Острая черная мордочка опечалилась. Лисе не было дела до медведя и росомах, но она блюла хороший тон. Егор усмехнулся. Хищники тонки душой и умны… совсем как люди…
Лиса будто мысли услыхала – спохватилась, ткнулась холодным носом в Егорову ладонь, юркнула в кусты – сполох рыжего огня, золотая красавица. Егор выпрямился. Люди говорят, леса беднеют зверем – а должны бы говорить «мы убиваем зверя без счета». Кому из деревенских мужиков оказалось бы дело до души этой лисы, если бы она на свою беду попалась у него на дороге? Шкурка – и все. Прекрасная, дорогая шкурка…

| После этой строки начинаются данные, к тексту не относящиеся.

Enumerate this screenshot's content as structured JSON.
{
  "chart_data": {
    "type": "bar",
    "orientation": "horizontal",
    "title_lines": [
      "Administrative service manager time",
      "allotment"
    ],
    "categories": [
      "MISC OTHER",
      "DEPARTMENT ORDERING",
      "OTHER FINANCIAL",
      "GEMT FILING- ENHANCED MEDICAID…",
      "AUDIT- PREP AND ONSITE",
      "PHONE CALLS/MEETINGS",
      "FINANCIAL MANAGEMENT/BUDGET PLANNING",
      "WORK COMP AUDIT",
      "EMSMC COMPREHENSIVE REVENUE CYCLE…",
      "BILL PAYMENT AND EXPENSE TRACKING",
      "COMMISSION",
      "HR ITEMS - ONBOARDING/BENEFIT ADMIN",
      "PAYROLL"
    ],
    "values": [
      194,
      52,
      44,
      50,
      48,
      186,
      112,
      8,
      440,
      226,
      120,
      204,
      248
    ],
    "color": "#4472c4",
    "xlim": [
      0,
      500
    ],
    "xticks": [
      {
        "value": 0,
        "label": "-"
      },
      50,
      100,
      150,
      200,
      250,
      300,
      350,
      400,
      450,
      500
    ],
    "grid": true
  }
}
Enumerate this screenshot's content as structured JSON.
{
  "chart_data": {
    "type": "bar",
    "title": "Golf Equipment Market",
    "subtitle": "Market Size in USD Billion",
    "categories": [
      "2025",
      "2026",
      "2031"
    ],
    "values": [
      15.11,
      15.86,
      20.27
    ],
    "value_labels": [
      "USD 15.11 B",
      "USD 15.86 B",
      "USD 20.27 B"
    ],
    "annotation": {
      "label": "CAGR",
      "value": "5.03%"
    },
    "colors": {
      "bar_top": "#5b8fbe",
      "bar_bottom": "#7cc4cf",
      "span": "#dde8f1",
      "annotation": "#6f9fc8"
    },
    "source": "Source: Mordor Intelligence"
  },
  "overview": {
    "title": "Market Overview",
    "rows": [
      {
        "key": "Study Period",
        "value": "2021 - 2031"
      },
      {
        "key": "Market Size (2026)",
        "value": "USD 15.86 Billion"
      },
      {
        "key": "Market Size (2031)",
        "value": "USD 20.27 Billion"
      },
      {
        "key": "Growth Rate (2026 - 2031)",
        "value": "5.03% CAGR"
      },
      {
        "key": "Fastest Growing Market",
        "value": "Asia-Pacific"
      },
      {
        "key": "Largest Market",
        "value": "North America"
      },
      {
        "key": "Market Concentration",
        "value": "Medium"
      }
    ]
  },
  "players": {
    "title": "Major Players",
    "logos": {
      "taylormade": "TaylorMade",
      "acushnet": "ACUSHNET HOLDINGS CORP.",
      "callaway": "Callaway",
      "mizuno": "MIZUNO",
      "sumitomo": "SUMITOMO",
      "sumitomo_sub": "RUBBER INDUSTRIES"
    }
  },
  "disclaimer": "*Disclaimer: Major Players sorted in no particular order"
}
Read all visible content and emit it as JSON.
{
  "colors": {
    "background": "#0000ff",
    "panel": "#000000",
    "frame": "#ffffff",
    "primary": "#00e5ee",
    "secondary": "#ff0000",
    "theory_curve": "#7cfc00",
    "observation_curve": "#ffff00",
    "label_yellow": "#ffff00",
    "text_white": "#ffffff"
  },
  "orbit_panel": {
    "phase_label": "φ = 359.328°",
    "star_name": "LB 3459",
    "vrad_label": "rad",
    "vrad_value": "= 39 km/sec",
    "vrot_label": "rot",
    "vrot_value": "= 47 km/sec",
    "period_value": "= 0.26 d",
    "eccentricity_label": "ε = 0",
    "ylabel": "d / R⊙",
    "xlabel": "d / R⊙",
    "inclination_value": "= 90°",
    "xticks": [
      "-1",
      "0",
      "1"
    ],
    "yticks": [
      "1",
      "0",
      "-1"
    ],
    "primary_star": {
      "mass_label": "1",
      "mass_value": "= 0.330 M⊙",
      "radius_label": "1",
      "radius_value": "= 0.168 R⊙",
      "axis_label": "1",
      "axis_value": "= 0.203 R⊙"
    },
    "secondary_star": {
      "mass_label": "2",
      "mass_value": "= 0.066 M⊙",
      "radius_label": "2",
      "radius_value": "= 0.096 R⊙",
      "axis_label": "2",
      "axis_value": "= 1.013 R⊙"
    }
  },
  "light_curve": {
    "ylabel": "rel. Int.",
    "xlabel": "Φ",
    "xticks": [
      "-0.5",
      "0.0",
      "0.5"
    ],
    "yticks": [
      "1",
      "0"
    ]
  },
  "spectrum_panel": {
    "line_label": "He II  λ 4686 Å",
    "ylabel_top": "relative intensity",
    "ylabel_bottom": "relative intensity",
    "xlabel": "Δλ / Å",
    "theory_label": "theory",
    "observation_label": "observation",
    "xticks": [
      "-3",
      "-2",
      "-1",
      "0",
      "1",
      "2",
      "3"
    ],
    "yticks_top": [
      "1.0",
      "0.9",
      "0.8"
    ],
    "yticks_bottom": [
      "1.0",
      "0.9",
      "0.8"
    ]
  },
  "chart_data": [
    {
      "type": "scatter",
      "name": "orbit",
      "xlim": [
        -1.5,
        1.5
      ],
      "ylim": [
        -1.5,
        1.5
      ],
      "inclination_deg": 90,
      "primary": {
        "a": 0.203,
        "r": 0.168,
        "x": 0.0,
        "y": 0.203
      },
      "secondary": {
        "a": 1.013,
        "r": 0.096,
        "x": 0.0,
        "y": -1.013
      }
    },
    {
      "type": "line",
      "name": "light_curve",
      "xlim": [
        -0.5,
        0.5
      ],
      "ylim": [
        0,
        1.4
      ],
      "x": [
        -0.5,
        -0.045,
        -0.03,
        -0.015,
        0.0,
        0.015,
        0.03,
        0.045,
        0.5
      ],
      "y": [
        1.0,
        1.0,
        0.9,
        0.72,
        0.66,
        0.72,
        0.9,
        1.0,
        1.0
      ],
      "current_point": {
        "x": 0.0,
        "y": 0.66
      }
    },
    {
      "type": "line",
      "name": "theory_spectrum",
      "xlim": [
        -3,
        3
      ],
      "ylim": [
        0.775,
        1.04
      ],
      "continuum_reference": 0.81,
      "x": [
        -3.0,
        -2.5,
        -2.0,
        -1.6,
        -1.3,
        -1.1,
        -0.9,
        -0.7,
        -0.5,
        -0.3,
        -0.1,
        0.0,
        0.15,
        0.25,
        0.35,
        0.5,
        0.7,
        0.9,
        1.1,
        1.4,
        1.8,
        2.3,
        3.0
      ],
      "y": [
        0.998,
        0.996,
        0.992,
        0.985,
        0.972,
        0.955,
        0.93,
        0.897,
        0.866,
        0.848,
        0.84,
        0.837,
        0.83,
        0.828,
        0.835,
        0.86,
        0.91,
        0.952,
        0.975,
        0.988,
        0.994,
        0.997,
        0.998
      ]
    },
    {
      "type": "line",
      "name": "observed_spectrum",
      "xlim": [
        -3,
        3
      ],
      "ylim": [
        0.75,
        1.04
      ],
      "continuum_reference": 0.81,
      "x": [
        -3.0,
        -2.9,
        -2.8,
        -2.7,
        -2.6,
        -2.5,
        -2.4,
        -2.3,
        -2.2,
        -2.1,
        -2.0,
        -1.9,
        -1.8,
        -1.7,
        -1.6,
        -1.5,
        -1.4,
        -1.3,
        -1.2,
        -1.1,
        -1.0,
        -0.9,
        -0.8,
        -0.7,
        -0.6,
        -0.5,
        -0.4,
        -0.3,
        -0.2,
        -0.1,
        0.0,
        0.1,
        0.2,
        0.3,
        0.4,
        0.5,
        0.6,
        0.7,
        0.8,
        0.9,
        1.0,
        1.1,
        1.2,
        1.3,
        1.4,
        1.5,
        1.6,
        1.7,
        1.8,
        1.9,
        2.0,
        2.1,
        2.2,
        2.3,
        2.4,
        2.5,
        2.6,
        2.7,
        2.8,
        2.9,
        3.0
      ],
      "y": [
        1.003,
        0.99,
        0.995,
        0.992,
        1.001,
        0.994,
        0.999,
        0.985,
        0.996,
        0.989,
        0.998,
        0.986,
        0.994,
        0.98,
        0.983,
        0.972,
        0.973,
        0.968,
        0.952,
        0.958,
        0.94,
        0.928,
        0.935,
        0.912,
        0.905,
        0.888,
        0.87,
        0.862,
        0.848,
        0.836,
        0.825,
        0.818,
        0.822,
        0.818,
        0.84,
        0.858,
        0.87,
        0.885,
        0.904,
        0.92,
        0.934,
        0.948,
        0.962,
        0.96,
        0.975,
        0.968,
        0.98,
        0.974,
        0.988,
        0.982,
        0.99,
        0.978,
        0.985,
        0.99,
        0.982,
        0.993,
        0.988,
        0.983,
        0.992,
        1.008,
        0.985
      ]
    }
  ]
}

Но надо сказать справедливости ради, что до собственных душ им тоже не было дела.
Егорка вздохнул и пошел дальше. Деревня была уже совсем близко; дом мельника, большой и богатый, крытый железом, с широким подворьем, возвышался на берегу Хоры рядом с мельницей – и был уже виден во всех тонких частностях – даже красные цветочки бальзамина на подоконнике.
Егорка только успел ощутить запах и тепло, как вдруг прямо перед ним возник Симка, собрался из речного тумана, как истый лешачок – будто научил кто. Егорка улыбнулся – но Симка на улыбку не ответил, заглянул в лицо больными глазами, облизнул губы, скула судорожно дернулась…
– Нехорошо с мамкой вышло, да? – спросил Егор, который потихоньку начинал понимать Симку без слов, как понимал любого из дивьего люда – все на лице да на душе написано.
Симка просиял моментальным восторгом от быстрого понимания и тут же снова помрачнел, кивнул, потянул за собой. Егорка, ускоряя шаги, пошел за ним к дому мельника. Теперь уже и голоса на подворье слышались отчетливо – действительно, нехорошие голоса.
Егорка, обнимая Симку за плечи, вошел в распахнутые ворота – и все это увидел. У крыльца стояла Матрена и теребила концы платка. Она пыталась развязно улыбнуться, но улыбка выходила заискивающей и жалкой. На крыльце, уперев руки в бока, глядя на Матрену сверху вниз, что было весьма удобно с высоты пяти крутых ступенек, возвышалась мельничиха, баба статная, дородная, с белым надменным лицом и будто писаными яркими бровями.
– Кого это так осетило, что он четвертной тебе отвалил-то? – говорила мельничиха с гадливой ласковостью. – У тебя ж, милая, товар-то гроша ломаного в базарный день не стоит…
– Да это, может, и не оттуда, а я, может, насбирала, – пробормотала Матрена, но мельничиха перебила ее:
– Да нет, милая моя девушка, это тебе кто-то с перепою махнул, то ль бумажки, то ль рожи твоей не рассмотревши. Где тебе четвертной насбирать, ежели косушка водки у Силыча пятачок стоит? Ты ж что наживешь, то и пропьешь, для того и наживаешь…
– Ты, Аксинья, все не об том баешь, – попыталась возразить Матрена. – Что это – я про корову тебе, а ты мне – про это самое… Ты скажи…
– Да я-то скажу, – рассмеялась Аксинья, запахиваясь в цветастую шаль. – Чего не сказать-то? Корова-то две полсотни стоит, а ты с четвертным приволоклась, да еще споришь… С настоящей-то бабой договорилась бы я, а с тобой никак нельзя, ты ж отработать-то только лежа и можешь. Нам это ни к чему.